Massive rally in Kolkata protests atrocities against women

June 22, 2013 01:32 am | Updated November 16, 2021 08:38 pm IST - KOLKATA:

Civil society members take out a procession in Kolkata to protest the rise in crime against women and recent incidents of rape in West Bengal. Photo: Sushanta Patronobish

Civil society members take out a procession in Kolkata to protest the rise in crime against women and recent incidents of rape in West Bengal. Photo: Sushanta Patronobish

Prominent personalities from the civil society on Friday participated in a massive rally that meandered down the streets here in a collective outcry against the growing incidence of atrocities against women, including rape in different parts of the State.

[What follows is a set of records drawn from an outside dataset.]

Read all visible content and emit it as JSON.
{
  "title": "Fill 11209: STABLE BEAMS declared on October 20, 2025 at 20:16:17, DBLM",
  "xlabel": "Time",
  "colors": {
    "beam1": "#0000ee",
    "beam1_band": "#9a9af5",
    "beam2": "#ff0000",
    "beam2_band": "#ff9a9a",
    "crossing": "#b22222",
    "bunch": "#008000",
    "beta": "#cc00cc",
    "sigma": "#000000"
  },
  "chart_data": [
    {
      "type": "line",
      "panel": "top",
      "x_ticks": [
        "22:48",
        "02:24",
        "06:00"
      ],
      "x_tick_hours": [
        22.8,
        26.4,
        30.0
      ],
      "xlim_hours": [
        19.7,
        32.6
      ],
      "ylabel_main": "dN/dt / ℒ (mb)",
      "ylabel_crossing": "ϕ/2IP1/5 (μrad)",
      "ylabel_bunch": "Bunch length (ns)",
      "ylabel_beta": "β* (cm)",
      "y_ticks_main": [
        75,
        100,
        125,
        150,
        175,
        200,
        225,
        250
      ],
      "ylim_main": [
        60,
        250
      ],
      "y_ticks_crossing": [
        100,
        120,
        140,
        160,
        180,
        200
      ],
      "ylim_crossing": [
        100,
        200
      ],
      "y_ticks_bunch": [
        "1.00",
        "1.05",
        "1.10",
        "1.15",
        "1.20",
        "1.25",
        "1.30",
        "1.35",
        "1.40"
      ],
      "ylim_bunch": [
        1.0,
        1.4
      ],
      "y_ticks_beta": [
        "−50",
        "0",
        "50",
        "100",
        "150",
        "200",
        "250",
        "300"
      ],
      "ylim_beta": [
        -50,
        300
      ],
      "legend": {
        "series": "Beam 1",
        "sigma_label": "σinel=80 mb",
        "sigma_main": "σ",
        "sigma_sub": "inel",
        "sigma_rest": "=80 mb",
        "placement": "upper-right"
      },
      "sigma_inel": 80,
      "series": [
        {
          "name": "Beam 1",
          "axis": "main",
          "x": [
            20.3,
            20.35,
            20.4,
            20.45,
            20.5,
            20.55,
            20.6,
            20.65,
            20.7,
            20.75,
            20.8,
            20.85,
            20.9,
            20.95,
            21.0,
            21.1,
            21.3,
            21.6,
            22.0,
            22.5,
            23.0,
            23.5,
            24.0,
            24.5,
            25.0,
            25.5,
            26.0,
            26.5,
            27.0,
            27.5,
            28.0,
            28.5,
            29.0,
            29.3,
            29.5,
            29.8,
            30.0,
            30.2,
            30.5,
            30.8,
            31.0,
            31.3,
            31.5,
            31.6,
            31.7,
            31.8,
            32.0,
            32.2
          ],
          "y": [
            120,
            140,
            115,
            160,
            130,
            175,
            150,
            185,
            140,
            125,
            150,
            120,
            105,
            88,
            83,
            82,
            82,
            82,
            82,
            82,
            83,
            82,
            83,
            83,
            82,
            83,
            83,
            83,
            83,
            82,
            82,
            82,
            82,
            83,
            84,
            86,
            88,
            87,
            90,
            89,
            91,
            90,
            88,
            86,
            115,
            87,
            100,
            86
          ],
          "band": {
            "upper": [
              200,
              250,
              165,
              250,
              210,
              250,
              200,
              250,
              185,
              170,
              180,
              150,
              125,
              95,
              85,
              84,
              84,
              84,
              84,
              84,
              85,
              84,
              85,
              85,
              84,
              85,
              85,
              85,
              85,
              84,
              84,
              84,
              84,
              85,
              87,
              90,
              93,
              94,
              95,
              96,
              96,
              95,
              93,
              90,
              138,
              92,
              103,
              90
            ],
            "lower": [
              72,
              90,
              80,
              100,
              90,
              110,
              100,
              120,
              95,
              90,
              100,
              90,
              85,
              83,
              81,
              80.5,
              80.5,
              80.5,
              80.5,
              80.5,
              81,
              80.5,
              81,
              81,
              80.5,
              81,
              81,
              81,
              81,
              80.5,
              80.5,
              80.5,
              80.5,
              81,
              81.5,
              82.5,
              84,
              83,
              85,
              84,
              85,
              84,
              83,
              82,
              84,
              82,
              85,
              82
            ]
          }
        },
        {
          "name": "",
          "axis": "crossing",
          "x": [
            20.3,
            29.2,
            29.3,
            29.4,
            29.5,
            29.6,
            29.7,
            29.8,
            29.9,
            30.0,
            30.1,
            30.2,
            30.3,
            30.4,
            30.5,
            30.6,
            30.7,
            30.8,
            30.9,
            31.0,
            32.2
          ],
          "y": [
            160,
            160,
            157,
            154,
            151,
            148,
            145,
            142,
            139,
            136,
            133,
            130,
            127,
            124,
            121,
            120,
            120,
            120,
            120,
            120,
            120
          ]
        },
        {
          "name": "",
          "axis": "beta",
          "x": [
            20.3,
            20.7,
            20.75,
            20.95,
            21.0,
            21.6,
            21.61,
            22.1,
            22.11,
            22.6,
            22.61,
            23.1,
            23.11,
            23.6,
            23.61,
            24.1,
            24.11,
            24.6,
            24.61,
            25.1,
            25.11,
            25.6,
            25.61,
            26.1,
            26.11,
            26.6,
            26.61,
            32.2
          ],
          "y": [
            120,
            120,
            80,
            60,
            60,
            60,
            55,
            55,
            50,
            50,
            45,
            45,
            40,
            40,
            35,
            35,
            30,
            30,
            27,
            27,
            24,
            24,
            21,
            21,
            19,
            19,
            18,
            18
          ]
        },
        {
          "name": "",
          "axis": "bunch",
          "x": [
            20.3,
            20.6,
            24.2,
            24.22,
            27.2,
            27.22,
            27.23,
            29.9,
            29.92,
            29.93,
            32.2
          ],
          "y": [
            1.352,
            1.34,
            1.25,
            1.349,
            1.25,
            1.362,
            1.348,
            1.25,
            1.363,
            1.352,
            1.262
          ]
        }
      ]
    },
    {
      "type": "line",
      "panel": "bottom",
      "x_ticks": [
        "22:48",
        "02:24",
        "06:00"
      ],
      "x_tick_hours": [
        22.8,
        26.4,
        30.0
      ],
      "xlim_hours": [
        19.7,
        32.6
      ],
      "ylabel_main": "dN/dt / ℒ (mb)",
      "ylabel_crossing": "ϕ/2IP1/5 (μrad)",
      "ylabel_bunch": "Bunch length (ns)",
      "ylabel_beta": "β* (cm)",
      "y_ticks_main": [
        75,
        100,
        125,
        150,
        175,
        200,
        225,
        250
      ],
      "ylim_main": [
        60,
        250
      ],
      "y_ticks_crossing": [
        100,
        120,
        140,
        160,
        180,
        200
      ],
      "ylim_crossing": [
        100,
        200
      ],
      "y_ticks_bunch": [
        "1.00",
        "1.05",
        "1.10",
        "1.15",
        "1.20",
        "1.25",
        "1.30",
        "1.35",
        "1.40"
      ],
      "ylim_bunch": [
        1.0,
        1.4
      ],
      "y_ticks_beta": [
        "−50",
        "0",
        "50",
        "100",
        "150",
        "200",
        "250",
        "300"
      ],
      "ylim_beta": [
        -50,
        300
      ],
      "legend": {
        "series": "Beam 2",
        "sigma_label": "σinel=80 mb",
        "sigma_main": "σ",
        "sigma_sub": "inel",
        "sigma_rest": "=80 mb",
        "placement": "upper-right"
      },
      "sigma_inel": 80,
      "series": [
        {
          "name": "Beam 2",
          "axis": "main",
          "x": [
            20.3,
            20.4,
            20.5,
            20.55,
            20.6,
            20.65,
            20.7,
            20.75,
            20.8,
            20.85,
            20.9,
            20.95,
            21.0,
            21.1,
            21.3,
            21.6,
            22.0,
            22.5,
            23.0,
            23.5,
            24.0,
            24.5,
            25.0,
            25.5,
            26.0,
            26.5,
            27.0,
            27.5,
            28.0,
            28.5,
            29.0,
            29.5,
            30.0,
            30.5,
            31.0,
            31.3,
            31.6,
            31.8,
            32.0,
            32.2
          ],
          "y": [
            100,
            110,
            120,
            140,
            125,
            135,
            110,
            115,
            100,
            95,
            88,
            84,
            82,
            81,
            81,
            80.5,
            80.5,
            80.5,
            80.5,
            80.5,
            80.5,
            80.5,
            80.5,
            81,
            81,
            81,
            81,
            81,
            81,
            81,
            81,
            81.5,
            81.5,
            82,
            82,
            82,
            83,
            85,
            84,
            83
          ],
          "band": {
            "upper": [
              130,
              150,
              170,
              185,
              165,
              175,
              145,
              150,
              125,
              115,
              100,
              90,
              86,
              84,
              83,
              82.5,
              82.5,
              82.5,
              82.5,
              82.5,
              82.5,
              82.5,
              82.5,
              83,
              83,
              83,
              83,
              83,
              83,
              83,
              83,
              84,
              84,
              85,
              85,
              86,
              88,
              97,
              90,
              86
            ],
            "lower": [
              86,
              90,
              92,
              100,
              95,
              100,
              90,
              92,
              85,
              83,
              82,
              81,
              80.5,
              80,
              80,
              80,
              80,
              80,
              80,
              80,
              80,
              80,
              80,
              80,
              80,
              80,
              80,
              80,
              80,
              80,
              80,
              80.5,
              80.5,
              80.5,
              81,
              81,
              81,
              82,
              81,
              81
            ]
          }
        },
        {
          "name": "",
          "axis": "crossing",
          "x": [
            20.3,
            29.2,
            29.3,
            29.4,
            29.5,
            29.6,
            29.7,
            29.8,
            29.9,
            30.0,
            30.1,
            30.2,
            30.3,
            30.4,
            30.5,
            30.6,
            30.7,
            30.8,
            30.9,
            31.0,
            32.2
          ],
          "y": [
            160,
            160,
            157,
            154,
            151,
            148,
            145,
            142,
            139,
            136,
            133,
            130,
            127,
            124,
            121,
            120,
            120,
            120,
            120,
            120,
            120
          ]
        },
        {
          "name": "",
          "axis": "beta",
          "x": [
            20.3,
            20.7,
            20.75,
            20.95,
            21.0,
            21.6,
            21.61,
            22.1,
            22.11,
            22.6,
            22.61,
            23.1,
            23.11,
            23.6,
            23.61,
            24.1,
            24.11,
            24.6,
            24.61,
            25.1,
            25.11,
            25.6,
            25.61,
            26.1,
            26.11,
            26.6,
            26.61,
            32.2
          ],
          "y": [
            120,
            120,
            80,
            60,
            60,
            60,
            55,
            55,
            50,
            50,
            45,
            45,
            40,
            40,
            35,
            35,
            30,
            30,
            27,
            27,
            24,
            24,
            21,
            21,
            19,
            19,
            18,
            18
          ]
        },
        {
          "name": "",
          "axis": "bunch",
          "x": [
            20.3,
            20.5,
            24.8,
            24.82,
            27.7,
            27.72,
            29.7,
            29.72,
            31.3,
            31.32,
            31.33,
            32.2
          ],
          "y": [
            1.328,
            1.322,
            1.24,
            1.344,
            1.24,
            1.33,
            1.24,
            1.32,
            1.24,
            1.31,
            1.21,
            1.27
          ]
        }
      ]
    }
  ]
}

Surprisingly, flags of political parties were missing in the rally, a sharp contrast to other rallies the city has witnessed. Instead, there were banners that condemned the recent rape and murder instances in Barasat and Gaighata.

The protesters had come out in their hundreds. Among them were poets and novelists, film and theatre personalities, painters and social activists and economists. There were the young and the elderly, drawn from different walks of life but sharing a common resolve: “Atrocities against women must end.”

The rally was marked by a spontaneity that saw it swell as it wended its way from College Square in the north to the Esplanade area in the heart of the city.

The procession was initially planned as a silent one. Filmmaker Suman Mukhopadhyay said: “We are not raising any slogans; our coming out on the streets is a slogan itself.” However, very soon the outrage found a verbal expression as voices were raised and protest songs rent the air, a sharp contrast to the scripted political slogans the city is otherwise used to hearing.

Some kin of the 20-year-old gang-rape and murder victim in Barasat of the State’s North 24 Parganas district were also present. Some of the city’s intelligentsia, who had took to the streets in November 2007 to protest against the police firing in Nandigram earlier that year during the Left Front’s government, were also present. Their resentment was directed towards the Trinamool Congress government.

Poet Shankha Ghosh, one of the conveners of the march, said people would “have to come forward, rise above party politics, and put up a strong and unified social resistance against crimes against women.” Among others were economist Ashok Mitra, painter Samir Aich, thespian Rudraprasad Sengupta and actor Biplab Chakravarty.